Sejarah Candi Kidal di Malang Lengkap dengan Arsitektur – Sejarah Agama

by

Candi Kidal merupakan salah satu peninggalan kerajaan Singasari, dan diperkirakan dibangun pada tahun 1248 M. Dibangun untuk menghormati Raja dari dua kerajaan Singasari yaitu Raja Anusapati dan juga candi sebagai tempat pemujaan kepada Ken Dedes, ibu Anusapati Anusapati memerintah dari tahun 1227 M sampai 1248 M, hingga akhirnya Anusapati meninggal dan diduga dibunuh oleh Panji Tohjaya yang ingin menguasai kerajaan Singasari saat itu. Ini juga terkait dengan keris Lord Gandring dan kutukannya.

Sejarah Kuil Tangan Kiri

Candi Kidal juga merupakan salah satu candi peninggalan Hindu yang masih kuat hingga saat ini, selain Candi Kidal anda juga bisa mempelajari sejarah candi kerajaan Hindu lainnya seperti :

Candi ini terletak 20 kilometer sebelah timur kota Malang, tepatnya di Desa Rejokidul, Kecamatan Tumpang, Kabupaten Malang, Jawa Timur.

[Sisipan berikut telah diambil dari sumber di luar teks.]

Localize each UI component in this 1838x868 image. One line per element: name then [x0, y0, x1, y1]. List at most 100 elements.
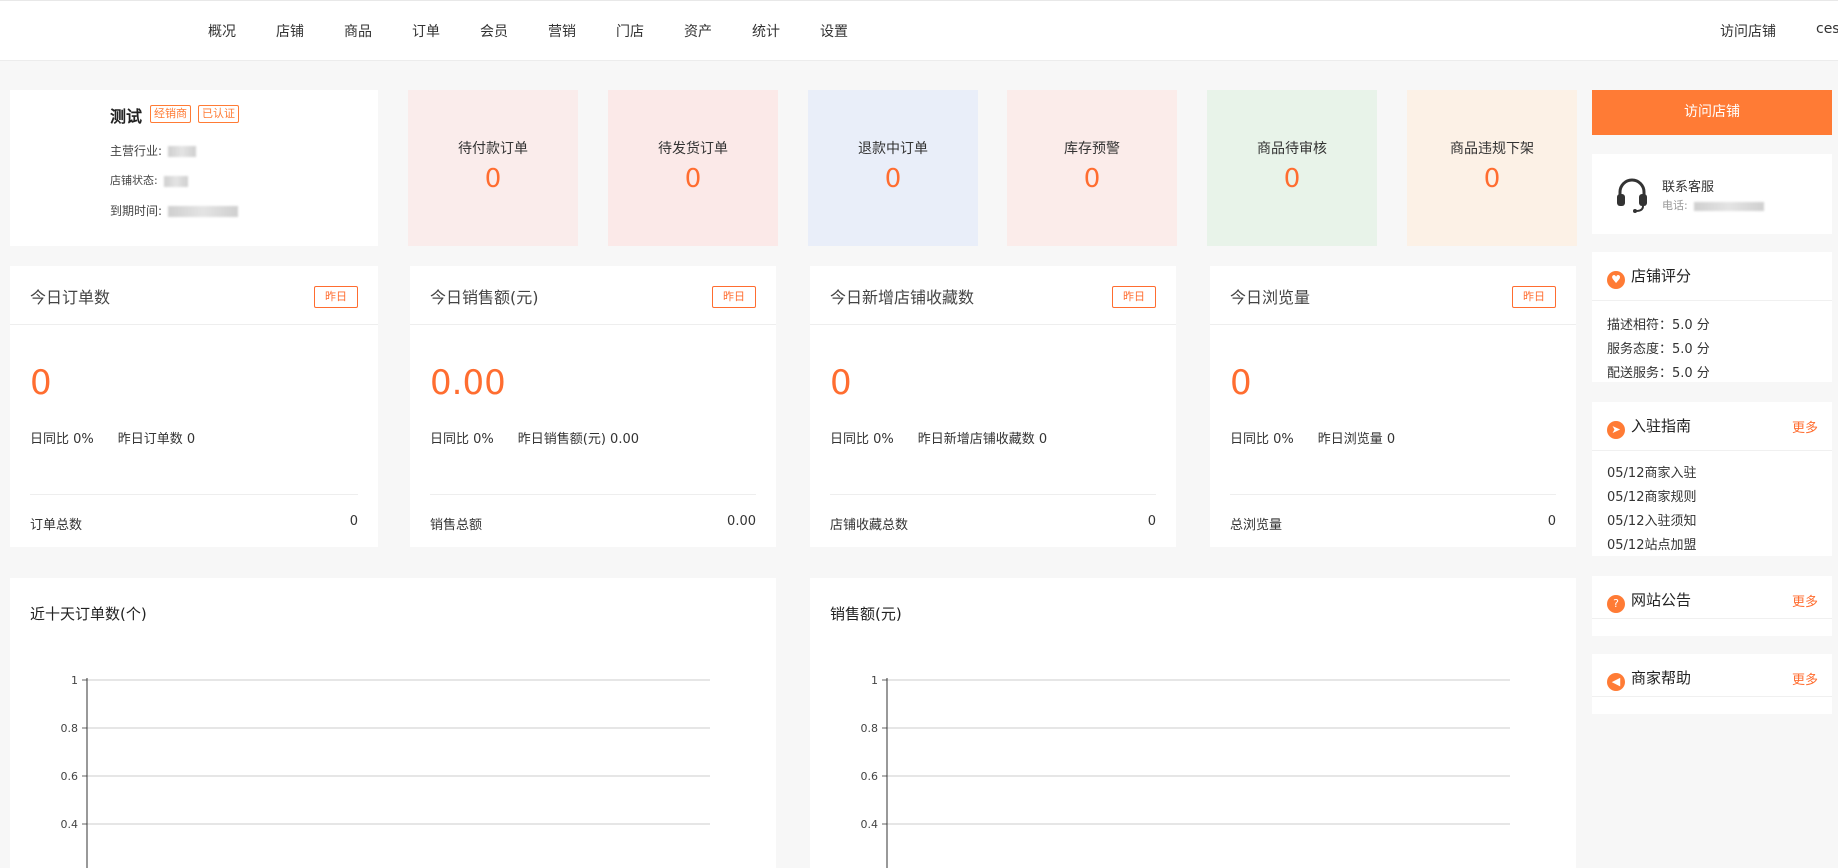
stat-card-sales: 今日销售额(元) 昨日 0.00 日同比 0% 昨日销售额(元) 0.00 销售总…: [410, 266, 776, 547]
ratio-text: 日同比 0%: [1230, 432, 1294, 447]
nav-marketing[interactable]: 营销: [548, 21, 576, 41]
yesterday-text: 昨日浏览量 0: [1317, 432, 1396, 447]
pending-label: 待发货订单: [658, 141, 728, 157]
help-more-link[interactable]: 更多: [1792, 669, 1818, 688]
notice-more-link[interactable]: 更多: [1792, 591, 1818, 610]
nav-assets[interactable]: 资产: [684, 21, 712, 41]
nav-visit-store-link[interactable]: 访问店铺: [1720, 21, 1776, 41]
yesterday-button[interactable]: 昨日: [314, 286, 358, 308]
pending-value: 0: [884, 164, 902, 194]
phone-label: 电话:: [1662, 199, 1688, 212]
pending-value: 0: [684, 164, 702, 194]
industry-label: 主营行业:: [110, 144, 163, 158]
divider: [830, 494, 1156, 495]
expire-row: 到期时间:: [110, 202, 239, 219]
stat-value: 0.00: [430, 363, 506, 403]
total-label: 订单总数: [30, 518, 83, 533]
total-label: 店铺收藏总数: [830, 518, 909, 533]
megaphone-icon: ◀: [1607, 673, 1625, 691]
divider: [10, 324, 378, 325]
total-label: 销售总额: [430, 518, 483, 533]
stat-compare: 日同比 0% 昨日销售额(元) 0.00: [430, 428, 663, 447]
rating-header: ♥ 店铺评分: [1607, 265, 1691, 289]
nav-overview[interactable]: 概况: [208, 21, 236, 41]
notice-header: ? 网站公告: [1607, 589, 1691, 613]
guide-item[interactable]: 05/12站点加盟: [1607, 534, 1696, 553]
y-tick-label: 0.6: [861, 770, 879, 783]
y-tick-label: 0.6: [61, 770, 79, 783]
shop-info-card: 测试 经销商 已认证 主营行业: 店铺状态: 到期时间:: [10, 90, 378, 246]
yesterday-text: 昨日销售额(元) 0.00: [517, 432, 639, 447]
visit-store-button[interactable]: 访问店铺: [1592, 90, 1832, 135]
industry-row: 主营行业:: [110, 142, 197, 159]
expire-label: 到期时间:: [110, 204, 163, 218]
shop-name: 测试: [110, 107, 143, 126]
ratio-text: 日同比 0%: [30, 432, 94, 447]
y-tick-label: 1: [71, 674, 78, 687]
nav-products[interactable]: 商品: [344, 21, 372, 41]
stat-card-orders: 今日订单数 昨日 0 日同比 0% 昨日订单数 0 订单总数 0: [10, 266, 378, 547]
stat-compare: 日同比 0% 昨日浏览量 0: [1230, 428, 1419, 447]
divider: [1592, 696, 1832, 697]
headset-icon: [1617, 178, 1647, 213]
guide-item[interactable]: 05/12入驻须知: [1607, 510, 1696, 529]
total-value: 0: [349, 514, 358, 529]
stat-value: 0: [1230, 363, 1252, 403]
guide-more-link[interactable]: 更多: [1792, 417, 1818, 436]
contact-phone-row: 电话:: [1662, 197, 1764, 213]
contact-service-card[interactable]: 联系客服 电话:: [1592, 154, 1832, 234]
status-label: 店铺状态:: [110, 174, 158, 187]
total-value: 0: [1147, 514, 1156, 529]
stat-value: 0: [30, 363, 52, 403]
store-rating-card: ♥ 店铺评分 描述相符：5.0 分 服务态度：5.0 分 配送服务：5.0 分: [1592, 252, 1832, 382]
nav-store[interactable]: 店铺: [276, 21, 304, 41]
site-notice-card: ? 网站公告 更多: [1592, 576, 1832, 636]
nav-orders[interactable]: 订单: [412, 21, 440, 41]
nav-statistics[interactable]: 统计: [752, 21, 780, 41]
top-navigation-bar: 概况 店铺 商品 订单 会员 营销 门店 资产 统计 设置 访问店铺 ces: [0, 0, 1838, 61]
y-tick-label: 0.4: [861, 818, 879, 831]
stat-title: 今日浏览量: [1230, 288, 1311, 307]
heart-shield-icon: ♥: [1607, 271, 1625, 289]
nav-user-menu[interactable]: ces: [1816, 21, 1838, 37]
status-row: 店铺状态:: [110, 172, 188, 188]
pending-tile-stock-alert[interactable]: 库存预警 0: [1007, 90, 1177, 246]
nav-settings[interactable]: 设置: [820, 21, 848, 41]
guide-header: ➤ 入驻指南: [1607, 415, 1691, 439]
guide-title: 入驻指南: [1631, 417, 1692, 435]
yesterday-button[interactable]: 昨日: [1512, 286, 1556, 308]
divider: [1210, 324, 1576, 325]
nav-members[interactable]: 会员: [480, 21, 508, 41]
sales-line-chart: 1 0.8 0.6 0.4: [861, 674, 1510, 868]
industry-value-redacted: [168, 146, 197, 157]
orders-line-chart: 1 0.8 0.6 0.4: [61, 674, 710, 868]
y-tick-label: 0.8: [61, 722, 79, 735]
question-icon: ?: [1607, 595, 1625, 613]
chart-card-sales: 销售额(元) 1 0.8 0.6 0.4: [810, 578, 1576, 868]
yesterday-text: 昨日订单数 0: [117, 432, 196, 447]
y-tick-label: 0.8: [861, 722, 879, 735]
pending-tile-refunding[interactable]: 退款中订单 0: [808, 90, 978, 246]
nav-branches[interactable]: 门店: [616, 21, 644, 41]
pending-value: 0: [1483, 164, 1501, 194]
divider: [430, 494, 756, 495]
divider: [810, 324, 1176, 325]
pending-value: 0: [1283, 164, 1301, 194]
yesterday-button[interactable]: 昨日: [1112, 286, 1156, 308]
help-header: ◀ 商家帮助: [1607, 667, 1691, 691]
yesterday-text: 昨日新增店铺收藏数 0: [917, 432, 1048, 447]
pending-tile-unshipped[interactable]: 待发货订单 0: [608, 90, 778, 246]
settlement-guide-card: ➤ 入驻指南 更多 05/12商家入驻 05/12商家规则 05/12入驻须知 0…: [1592, 402, 1832, 556]
stat-title: 今日订单数: [30, 288, 111, 307]
pending-tile-review[interactable]: 商品待审核 0: [1207, 90, 1377, 246]
phone-value-redacted: [1693, 201, 1764, 211]
pending-tile-unpaid[interactable]: 待付款订单 0: [408, 90, 578, 246]
rating-description: 描述相符：5.0 分: [1607, 318, 1710, 333]
pending-tile-violation[interactable]: 商品违规下架 0: [1407, 90, 1577, 246]
guide-item[interactable]: 05/12商家入驻: [1607, 462, 1696, 481]
guide-item[interactable]: 05/12商家规则: [1607, 486, 1696, 505]
expire-value-redacted: [168, 206, 239, 217]
chart-card-orders: 近十天订单数(个) 1 0.8 0.6 0.4: [10, 578, 776, 868]
yesterday-button[interactable]: 昨日: [712, 286, 756, 308]
contact-title: 联系客服: [1662, 180, 1715, 195]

Arsitektur candi Kidal juga merupakan ciri khas candi-candi kerajaan di Jawa Timur. Candi ini dipugar pada tahun 1990, untuk melindungi salah satu warisan leluhur yang bersejarah. Candi ini juga menceritakan tentang mitologi agama Hindu yaitu Garudeya. Dimana menceritakan tentang pembebasan perbudakan dan dari cerita tersebut kita dapat mengambil pesan moral yang dapat kita jadikan pelajaran. Sampai saat ini Candi Kidal masih terjaga dan terawat dengan baik.

Lokasi Kuil Tangan Kiri

Candi Kidal terletak 20 kilometer sebelah timur kota Malang, di Desa Rejokidal, Kecamatan Tumpangsari, Kabupaten Malang, Provinsi Jawa Timur. Didirikan pada tahun 1248, bertepatan dengan tahun kedua belas setelah pemakaman raja kedua Singasari, Anusapati, yang telah meninggal dunia. Candi Kidal dipugar pada tahun 1990 dan akses menuju candi ini telah diperbaiki sehingga anda dapat mencapai candi ini dengan mudah.

Di sekitar candi sebelah kiri masih banyak terdapat pohon-pohon besar dan rindang, serta di sekitar candi juga terdapat taman yang terawat. Selain itu, di sekitar pura ini juga terdapat rumah penduduk yang tinggal di desa sekitar. Karena Candi Kidal terletak di pedalaman, maka candi ini tidak sepopuler Candi Singosari, Candi Jago, atau Candi Jawi. Dan candi ini juga tidak banyak dikomentari oleh tokoh sejarah maupun katalog wisata. Karena candi ini tidak memiliki terlalu banyak fasilitas dari pemerintah.

Sejarah Kuil Tangan Kiri Menurut Alkitab

Sejarah Candi Kidal juga tak lepas dari kematian dan pengabdian Anusapati kepada kerajaan Singasari. Hal ini juga tercantum dalam Kitab Pararaton dan juga Kitab Negarakertagama.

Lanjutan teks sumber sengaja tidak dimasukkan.